At the Budget 2024 presentation, Prime Minister Datuk Seri Anwar Ibrahim suggested that the government increase the service tax rate by two percentage points to 8%.
As the net payable service tax is net of gaming tax, pool betting duty, and payout, RHB Research estimates that the rise for the gaming sector will amount to 1-2% of gross sales.
Since the introduction of the Goods and Services Tax (GST) in 2015, numbers forecast operators (NFO) have been responsible for paying these taxes, and the gaming industry is now subject to the service tax following the expansion of the SST’s application and re-implementation in 2018.

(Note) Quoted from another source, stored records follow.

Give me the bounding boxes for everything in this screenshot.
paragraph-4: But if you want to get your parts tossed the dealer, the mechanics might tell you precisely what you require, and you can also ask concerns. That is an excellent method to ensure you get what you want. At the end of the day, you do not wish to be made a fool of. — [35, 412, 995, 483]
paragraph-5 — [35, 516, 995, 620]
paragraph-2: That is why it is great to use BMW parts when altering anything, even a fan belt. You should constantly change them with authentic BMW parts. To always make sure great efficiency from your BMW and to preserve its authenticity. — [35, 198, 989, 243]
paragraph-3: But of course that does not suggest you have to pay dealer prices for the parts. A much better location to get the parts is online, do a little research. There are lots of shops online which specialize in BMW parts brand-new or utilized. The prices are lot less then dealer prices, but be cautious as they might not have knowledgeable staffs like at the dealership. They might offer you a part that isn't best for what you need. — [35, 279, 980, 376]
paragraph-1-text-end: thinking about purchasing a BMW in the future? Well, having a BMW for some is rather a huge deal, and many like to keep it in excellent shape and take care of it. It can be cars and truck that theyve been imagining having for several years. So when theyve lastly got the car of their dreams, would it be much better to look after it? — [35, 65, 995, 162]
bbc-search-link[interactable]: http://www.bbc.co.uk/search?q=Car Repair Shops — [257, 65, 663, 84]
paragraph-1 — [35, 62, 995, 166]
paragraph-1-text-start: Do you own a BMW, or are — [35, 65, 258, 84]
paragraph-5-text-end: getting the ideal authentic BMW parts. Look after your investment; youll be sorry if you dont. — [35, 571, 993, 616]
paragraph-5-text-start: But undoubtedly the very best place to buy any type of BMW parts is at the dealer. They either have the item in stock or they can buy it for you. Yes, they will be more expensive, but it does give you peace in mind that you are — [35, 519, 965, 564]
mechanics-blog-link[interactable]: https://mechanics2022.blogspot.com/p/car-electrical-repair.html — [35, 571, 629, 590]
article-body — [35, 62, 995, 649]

According to RHB, any cut in prize payout or rise in ticket pricing to make up for the tax hike could result in lower sales and a loss of market share to unlicensed NFOs.
“After factoring in the increased tax rate, we trim our FY24F-25F earnings for Magnum Bhd and Sports Toto Bhd by 4-5%, assuming that they absorb all the incremental cost without increasing the ticket price nor lowering the prize payout,” it stated in a sector report.
The research company also made note of the lack of fresh positive catalysts for the industry because it considers the sector valuation, which is reasonable and close to its mean, to have already taken the rebound in ticket sales into account.
Additionally, it stated that for the time being, the government’s policy goal does not prioritise legalising online gaming or enacting stronger regulations against unlawful NFPOs.
Since there is less uncertainty about outlet closures, RHB maintains its “neutral” stance on the NFO sub-sector. This could boost the dividend outlook for the NFOs.
While Sports Toto and Magnum both offer 7% FY24F yields, we recommend Magnum above Sports Toto (via HR Owen) because it is less vulnerable to the adverse operating climate in the UK.
“However, we caution that if Magnum’s higher-than-average prize payout ratio continues, it poses downside risks to future earnings and dividend payouts,” it continued.
HR Owen, Sports Toto’s luxury car division, could continue to be under pressure because of rising energy prices, wage costs, and loan costs, according to RHB.
It is anticipated to have an impact on FY24F (June) and may have an impact on HR Owen’s profitability as the opening of Hatfield showroom may result in greater depreciation and interest costs.
“Having said that, Sports Toto’s lottery operation is where it gets the majority of its dividends. As a result, the difficulties at HR Owen are unlikely to adversely affect the company’s dividend prospects,” it added.